Sandworm’s Infamous Chisel malware used in attacks on Ukrainian military tablets

Sandworm’s Infamous Chisel malware used in attacks on Ukrainian military tablets

Western intelligence and cybersecurity agencies released a joint technical analysis of a new malware used by the Russian military intelligence service in attacks targeting Ukrainian military personnel.

The campaign, which was publicly disclosed by Ukraine’s security services earlier this month, was attributed to Sandworm, a threat actor linked to military unit 74455, a cyberespionage unit of Russia's military intelligence service.

The threat actor attempted to infect Ukraine’s military network with nearly ten variants of custom malware ranging from Android remote access trojans and Mirai variants to backdoors designed to collect data from Ukraine's Starlink satellite connections.

The goal of the operation was to gather intelligence on the Ukrainian military's operations, technical provisions and movements. This was intended to be achieved by capturing tablets used by the Ukrainian military on the battlefield. Through these tablets the threat actor wanted to gain access to other connected devices and infect them with malware.

Dubbed Infamous Chisel, the malware enables persistent access to an infected Android device over the Tor network, and periodically exfiltrates victim information from compromised devices.

The malware also provides remote access by configuring and executing Tor with a hidden service that forwards to a modified Dropbear binary providing a SSH connection.

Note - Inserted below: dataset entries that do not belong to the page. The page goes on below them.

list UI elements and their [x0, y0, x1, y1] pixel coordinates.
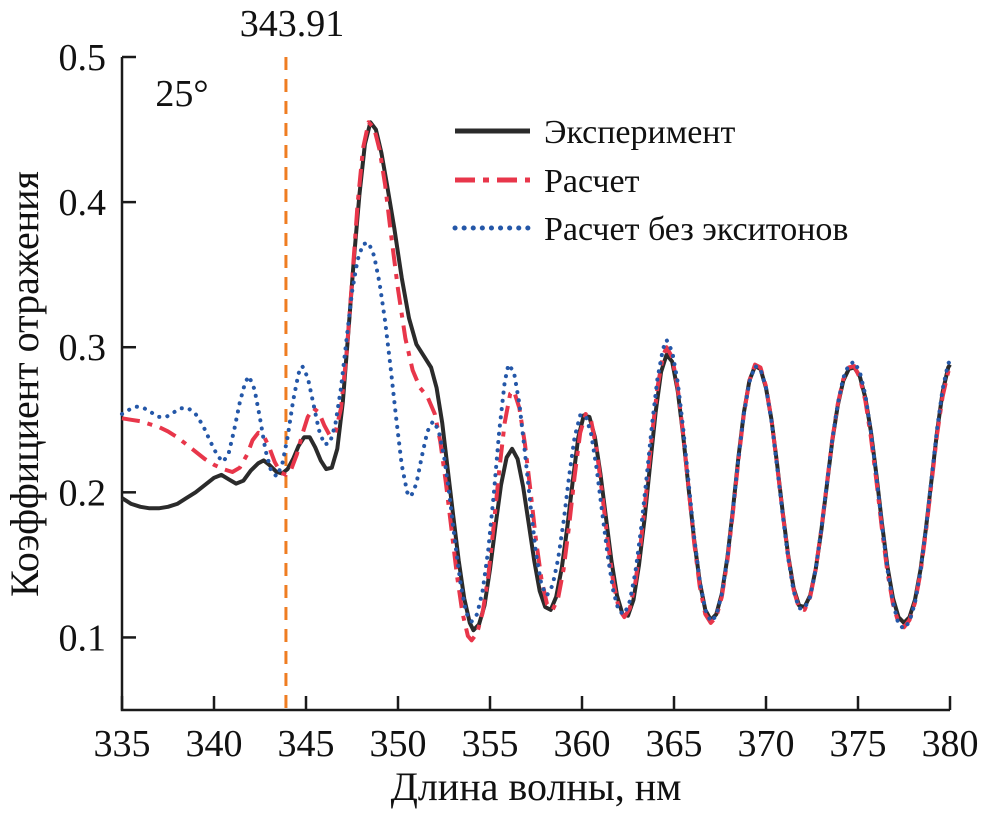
- legend: Эксперимент Расчет Расчет без экситонов: [452, 114, 848, 248]
- threshold-label: 343.91: [240, 3, 345, 45]
- x-tick-label: 380: [922, 723, 979, 765]
- axes: [120, 57, 950, 712]
- x-tick-label: 370: [738, 723, 795, 765]
- x-tick-label: 345: [278, 723, 335, 765]
- x-tick-label: 365: [646, 723, 703, 765]
- legend-label-calculation-without-excitons: Расчет без экситонов: [544, 211, 848, 248]
- legend-label-calculation: Расчет: [544, 163, 640, 200]
- x-tick-label: 340: [186, 723, 243, 765]
- legend-label-experiment: Эксперимент: [544, 114, 735, 151]
- angle-annotation: 25°: [155, 73, 208, 115]
- plot-area: [120, 57, 952, 710]
- y-axis: 0.1 0.2 0.3 0.4 0.5: [59, 37, 136, 659]
- y-tick-label: 0.3: [59, 327, 107, 369]
- x-axis: 335 340 345 350 355 360 365 370 375 380: [94, 696, 979, 765]
- x-tick-label: 355: [462, 723, 519, 765]
- x-tick-label: 335: [94, 723, 151, 765]
- y-axis-title: Коэффициент отражения: [2, 171, 47, 597]
- x-tick-label: 350: [370, 723, 427, 765]
- series-calculation-without-excitons: [120, 240, 952, 631]
- y-tick-label: 0.4: [59, 182, 107, 224]
- y-tick-label: 0.2: [59, 472, 107, 514]
- y-tick-label: 0.1: [59, 617, 107, 659]
- axis-spines: [120, 57, 950, 712]
- x-axis-title: Длина волны, нм: [391, 764, 682, 809]
- y-tick-label: 0.5: [59, 37, 107, 79]
- x-tick-label: 360: [554, 723, 611, 765]
- x-tick-label: 375: [830, 723, 887, 765]
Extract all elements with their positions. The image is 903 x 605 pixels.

It is also capable of network monitoring and traffic collection, SSH access, network scanning and SCP file transfer.

“The Infamous Chisel components are low to medium sophistication and appear to have been developed with little regard to defence evasion or concealment of malicious activity,” the report noted. “The searching of specific files and directory paths that relate to military applications and exfiltration of this data reinforces the intention to gain access to these networks. Although the components lack basic obfuscation or stealth techniques to disguise activity, the actor may have deemed this not necessary, since many Android devices do not have a host-based detection system.”